The Ghouta attack killed hundreds of civilians, including many children, making it the most significant use of chemical agents since the Iraqi government under Saddam Hussein used chemical weapons in attacks on Iraqi Kurds in 1987-1988. UN experts who visited Ghouta concluded that surface-to-surface rockets containing the nerve agent Sarin were used. Human Rights Watch findings strongly suggested that Syrian government forces were responsible for the attack.

The JIM was unable to determine responsibility in six cases it examined, and noted that further investigation was needed in three of those. Human Rights Watch has investigated many of these incidents and determined that available evidence pointed to Syrian government responsibility.
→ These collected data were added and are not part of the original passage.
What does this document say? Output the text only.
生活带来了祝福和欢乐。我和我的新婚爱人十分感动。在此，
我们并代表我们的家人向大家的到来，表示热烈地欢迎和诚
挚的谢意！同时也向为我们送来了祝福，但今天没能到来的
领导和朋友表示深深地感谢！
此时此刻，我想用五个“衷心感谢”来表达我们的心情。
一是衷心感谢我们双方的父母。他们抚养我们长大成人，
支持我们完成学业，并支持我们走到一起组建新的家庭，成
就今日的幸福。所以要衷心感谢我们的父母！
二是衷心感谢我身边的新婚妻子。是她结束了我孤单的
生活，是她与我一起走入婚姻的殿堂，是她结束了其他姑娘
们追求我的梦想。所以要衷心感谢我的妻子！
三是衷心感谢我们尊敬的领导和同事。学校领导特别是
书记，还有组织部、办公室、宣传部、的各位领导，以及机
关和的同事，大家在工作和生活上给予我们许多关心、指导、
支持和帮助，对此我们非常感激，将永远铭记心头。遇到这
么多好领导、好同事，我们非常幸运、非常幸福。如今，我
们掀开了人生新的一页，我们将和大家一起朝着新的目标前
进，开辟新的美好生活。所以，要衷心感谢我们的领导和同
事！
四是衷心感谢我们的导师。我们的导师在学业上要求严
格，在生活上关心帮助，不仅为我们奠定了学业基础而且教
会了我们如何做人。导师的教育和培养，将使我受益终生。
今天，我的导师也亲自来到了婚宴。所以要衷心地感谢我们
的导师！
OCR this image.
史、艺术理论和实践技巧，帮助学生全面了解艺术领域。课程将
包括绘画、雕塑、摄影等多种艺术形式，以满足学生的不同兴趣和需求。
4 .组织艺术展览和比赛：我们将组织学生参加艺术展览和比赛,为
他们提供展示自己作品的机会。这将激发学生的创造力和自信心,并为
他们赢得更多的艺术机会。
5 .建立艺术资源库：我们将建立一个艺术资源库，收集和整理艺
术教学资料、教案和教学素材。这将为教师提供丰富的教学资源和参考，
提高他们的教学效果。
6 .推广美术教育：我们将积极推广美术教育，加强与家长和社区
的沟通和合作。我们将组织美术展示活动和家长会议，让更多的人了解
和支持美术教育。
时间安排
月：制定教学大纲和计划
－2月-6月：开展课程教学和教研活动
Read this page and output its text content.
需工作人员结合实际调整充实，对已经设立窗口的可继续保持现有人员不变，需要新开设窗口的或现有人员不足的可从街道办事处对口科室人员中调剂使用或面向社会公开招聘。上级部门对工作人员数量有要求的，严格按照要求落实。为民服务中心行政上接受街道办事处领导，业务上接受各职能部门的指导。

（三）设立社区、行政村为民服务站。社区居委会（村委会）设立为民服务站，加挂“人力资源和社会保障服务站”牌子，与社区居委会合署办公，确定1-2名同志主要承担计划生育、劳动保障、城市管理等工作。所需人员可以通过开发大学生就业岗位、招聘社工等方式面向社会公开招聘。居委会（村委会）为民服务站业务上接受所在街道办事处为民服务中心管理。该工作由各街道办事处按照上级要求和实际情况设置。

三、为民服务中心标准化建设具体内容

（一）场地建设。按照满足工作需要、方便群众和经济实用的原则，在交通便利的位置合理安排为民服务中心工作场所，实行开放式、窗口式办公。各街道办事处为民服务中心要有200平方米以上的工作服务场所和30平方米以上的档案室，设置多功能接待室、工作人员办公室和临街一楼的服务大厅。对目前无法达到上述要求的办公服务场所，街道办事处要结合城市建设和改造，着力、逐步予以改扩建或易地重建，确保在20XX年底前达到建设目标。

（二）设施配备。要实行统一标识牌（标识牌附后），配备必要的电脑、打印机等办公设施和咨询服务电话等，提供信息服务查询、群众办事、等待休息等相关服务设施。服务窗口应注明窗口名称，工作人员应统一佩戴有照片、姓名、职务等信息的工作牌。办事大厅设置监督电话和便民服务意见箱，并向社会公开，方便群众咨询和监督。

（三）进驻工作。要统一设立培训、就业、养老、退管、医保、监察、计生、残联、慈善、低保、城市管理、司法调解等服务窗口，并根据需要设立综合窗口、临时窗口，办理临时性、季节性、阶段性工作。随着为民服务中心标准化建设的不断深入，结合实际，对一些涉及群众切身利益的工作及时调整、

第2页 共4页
The JIM continues to receive allegations and information about recent attacks with chemical weapons in Syria.

The Security Council should renew the joint inquiry’s mandate to allow it to continue its investigation into these and other allegations of chemical weapon attacks in Syria. Extending the JIM’s mandate would put all parties on notice that their leaders could be held liable as a matter of command responsibility for chemical weapon crimes their forces take part in, Human Rights Watch said.

The Chemical Weapons Convention, which Syria ratified on October 14, 2013, prohibits attacks that use industrial chemicals such as chlorine as a weapon. Among other obligations, each member country agrees never to “assist, encourage or induce, in any way, anyone to engage in any activity prohibited to a State Party under this Convention.” The laws of war applicable in Syria prohibit the use of chemical weapons. The use of prohibited weapons with criminal intent, that is deliberately or recklessly, is a war crime.

“Russia and China don’t have a leg to stand on by continuing to obstruct the Security Council on Syria sanctions and an ICC referral,” said Louis Charbonneau, UN director at Human Rights Watch. “The Security Council diminishes its importance if it doesn’t take strong action against demonstrated use of chemical weapons by the Syrian government.”